Bosch s’est maintenu neuf mois au pouvoir. La junte, fan de Washington, qui s’est installée au pouvoir, mérita du journal « progressiste » The New York Times, un commentaire éditorial : “... de tous les points de vue objectifs, le triumvirat civil qui est maintenant au pouvoir est préférable à Juan Bosch » (09/03/64).
La souveraineté ou la mort
Galvanisant l’élan populaire en défense de la souveraineté nationale, Caamaño alerta le pays de ce qui se tramait, et rappela l’invasion de 1916, lorsque le président Woodrow Wilson mit en place la première intervention en République dominicaine, et que les gringos restèrent huit ans, jusqu’à imposer la sanguinaire tyrannie de Rafael Leónidas Trujillo (1930-1961).
Cependant, l’ironie dans l’intervention de 1965, ce fut que la première action de ce « triumvirat », organisée par la mission militaire étasunienne et l’ambassadeur Tapley Benett dans sa résidence, fut de se déclarer officiellement impuissant pour maintenir l’ordre et « assurer la sécurité des résidents étasuniens ». Prétexte dont Washington eut besoin pour l’invasion.
Le 8 mai, l’envahisseur remplaça le général Wessin y Wessin, qui avait échoué, par le général Antonio Imbert, vieil agent de la CIA utilisé pour l’assassinat de Trujillo (1961), et qui selon le Wall Street Journal, se trouvait dans la situation d’un « kleenex », utile mais jetable.
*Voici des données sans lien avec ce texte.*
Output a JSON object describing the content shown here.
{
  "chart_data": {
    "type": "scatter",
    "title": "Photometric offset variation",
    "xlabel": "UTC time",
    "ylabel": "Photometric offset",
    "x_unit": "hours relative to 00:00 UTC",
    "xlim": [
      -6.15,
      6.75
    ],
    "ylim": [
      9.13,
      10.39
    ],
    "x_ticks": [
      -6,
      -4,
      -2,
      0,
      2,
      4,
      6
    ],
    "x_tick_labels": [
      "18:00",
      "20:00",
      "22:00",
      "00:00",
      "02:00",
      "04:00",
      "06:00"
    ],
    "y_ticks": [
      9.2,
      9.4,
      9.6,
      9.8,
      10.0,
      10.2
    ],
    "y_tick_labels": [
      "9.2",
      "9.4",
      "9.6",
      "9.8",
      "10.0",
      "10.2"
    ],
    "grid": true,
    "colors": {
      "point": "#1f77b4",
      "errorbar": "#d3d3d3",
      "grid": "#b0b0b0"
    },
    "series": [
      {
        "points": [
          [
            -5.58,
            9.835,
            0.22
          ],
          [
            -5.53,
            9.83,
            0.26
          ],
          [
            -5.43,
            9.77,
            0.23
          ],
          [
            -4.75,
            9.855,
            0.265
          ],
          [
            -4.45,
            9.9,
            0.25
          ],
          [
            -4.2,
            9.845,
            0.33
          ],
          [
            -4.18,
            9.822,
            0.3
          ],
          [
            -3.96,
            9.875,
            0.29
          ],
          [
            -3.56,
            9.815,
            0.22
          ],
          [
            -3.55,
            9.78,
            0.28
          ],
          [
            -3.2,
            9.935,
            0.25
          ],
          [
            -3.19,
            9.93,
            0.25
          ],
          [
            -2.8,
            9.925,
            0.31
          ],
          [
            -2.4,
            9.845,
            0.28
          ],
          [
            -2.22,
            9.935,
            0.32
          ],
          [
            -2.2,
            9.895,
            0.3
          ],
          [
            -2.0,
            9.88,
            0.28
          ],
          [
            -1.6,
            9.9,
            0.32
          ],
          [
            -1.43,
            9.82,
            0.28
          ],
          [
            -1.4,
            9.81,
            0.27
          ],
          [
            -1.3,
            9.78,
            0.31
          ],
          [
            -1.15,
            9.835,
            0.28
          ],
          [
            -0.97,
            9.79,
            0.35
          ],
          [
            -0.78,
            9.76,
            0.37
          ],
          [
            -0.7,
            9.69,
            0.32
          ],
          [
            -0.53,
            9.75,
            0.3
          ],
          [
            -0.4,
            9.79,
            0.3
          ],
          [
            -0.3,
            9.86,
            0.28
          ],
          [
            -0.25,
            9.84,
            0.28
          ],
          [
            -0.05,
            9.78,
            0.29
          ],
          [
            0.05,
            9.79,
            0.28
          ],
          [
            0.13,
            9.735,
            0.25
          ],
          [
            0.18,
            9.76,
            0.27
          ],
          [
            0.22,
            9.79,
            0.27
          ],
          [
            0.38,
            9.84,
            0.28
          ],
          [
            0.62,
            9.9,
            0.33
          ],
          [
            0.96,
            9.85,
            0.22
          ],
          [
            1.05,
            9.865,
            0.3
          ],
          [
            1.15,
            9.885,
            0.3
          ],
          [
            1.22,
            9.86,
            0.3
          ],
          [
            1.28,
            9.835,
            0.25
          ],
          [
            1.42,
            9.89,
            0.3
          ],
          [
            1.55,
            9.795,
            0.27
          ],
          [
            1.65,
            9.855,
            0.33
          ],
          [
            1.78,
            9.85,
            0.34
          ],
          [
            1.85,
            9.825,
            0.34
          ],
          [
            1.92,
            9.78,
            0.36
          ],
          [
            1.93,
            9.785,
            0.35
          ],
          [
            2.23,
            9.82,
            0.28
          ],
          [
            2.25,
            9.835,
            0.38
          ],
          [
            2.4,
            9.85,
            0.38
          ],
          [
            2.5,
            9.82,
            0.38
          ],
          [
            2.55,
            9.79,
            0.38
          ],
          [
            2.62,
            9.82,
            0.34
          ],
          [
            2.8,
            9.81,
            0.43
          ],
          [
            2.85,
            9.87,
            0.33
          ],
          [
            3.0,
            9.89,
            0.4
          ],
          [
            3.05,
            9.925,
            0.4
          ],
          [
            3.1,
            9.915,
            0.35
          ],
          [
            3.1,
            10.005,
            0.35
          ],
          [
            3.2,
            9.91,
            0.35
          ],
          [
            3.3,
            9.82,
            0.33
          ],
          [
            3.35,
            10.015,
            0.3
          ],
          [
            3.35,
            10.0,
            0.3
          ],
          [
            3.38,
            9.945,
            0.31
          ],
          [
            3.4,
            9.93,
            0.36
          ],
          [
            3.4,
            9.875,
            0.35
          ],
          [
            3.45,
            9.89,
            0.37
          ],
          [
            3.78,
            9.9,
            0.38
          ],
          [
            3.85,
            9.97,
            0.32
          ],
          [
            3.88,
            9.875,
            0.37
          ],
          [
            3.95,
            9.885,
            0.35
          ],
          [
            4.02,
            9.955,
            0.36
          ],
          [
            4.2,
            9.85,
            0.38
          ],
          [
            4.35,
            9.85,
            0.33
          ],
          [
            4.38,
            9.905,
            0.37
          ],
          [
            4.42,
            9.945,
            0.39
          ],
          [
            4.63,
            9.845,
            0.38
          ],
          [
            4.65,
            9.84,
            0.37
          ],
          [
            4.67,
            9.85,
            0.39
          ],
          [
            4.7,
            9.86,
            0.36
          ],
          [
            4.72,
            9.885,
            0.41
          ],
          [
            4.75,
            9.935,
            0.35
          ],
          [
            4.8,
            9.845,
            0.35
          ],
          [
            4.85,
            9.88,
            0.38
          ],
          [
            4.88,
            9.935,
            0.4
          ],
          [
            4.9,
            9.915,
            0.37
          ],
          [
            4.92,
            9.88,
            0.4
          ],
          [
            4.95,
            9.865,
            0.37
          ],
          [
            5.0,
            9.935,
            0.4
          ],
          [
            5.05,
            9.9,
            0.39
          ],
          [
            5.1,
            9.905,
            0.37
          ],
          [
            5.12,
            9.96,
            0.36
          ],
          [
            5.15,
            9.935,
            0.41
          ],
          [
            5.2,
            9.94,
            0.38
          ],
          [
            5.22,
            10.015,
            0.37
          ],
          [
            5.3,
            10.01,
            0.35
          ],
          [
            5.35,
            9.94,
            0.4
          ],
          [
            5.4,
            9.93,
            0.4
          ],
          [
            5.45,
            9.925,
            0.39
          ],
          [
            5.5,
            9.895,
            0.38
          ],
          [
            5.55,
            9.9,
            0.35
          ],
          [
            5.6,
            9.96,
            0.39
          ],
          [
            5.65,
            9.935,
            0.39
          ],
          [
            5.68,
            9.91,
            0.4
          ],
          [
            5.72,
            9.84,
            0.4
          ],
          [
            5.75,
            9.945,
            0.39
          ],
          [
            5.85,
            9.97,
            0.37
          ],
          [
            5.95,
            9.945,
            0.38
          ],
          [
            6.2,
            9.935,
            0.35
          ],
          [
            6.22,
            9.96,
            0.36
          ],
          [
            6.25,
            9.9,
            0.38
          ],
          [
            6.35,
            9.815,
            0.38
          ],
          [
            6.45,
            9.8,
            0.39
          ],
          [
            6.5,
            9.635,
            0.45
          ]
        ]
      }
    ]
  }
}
Imbert est l’un des personnages que dans son roman « La fête du bouc », Mario Vargas Llosa qualifie de « dissident » et « combattant pour la liberté ».
Le peuple dominicain dut supporter quatre mois de lutte, jusqu’à la fin août. Avec seulement 3.500 hommes armés, des tanks Howitzer, des mortiers, des bazookas, des mitrailleuses lourdes et des fusils automatiques ils écrasèrent la résistance.
Le colonel Fernandez Dominguez mourut au combat, et Caamaño qualifia l’opération de « génocide sans précédent ». On calcule que pas moins de 5.500 victimes, civiles pour la plupart, tombèrent en défense de leur patrie.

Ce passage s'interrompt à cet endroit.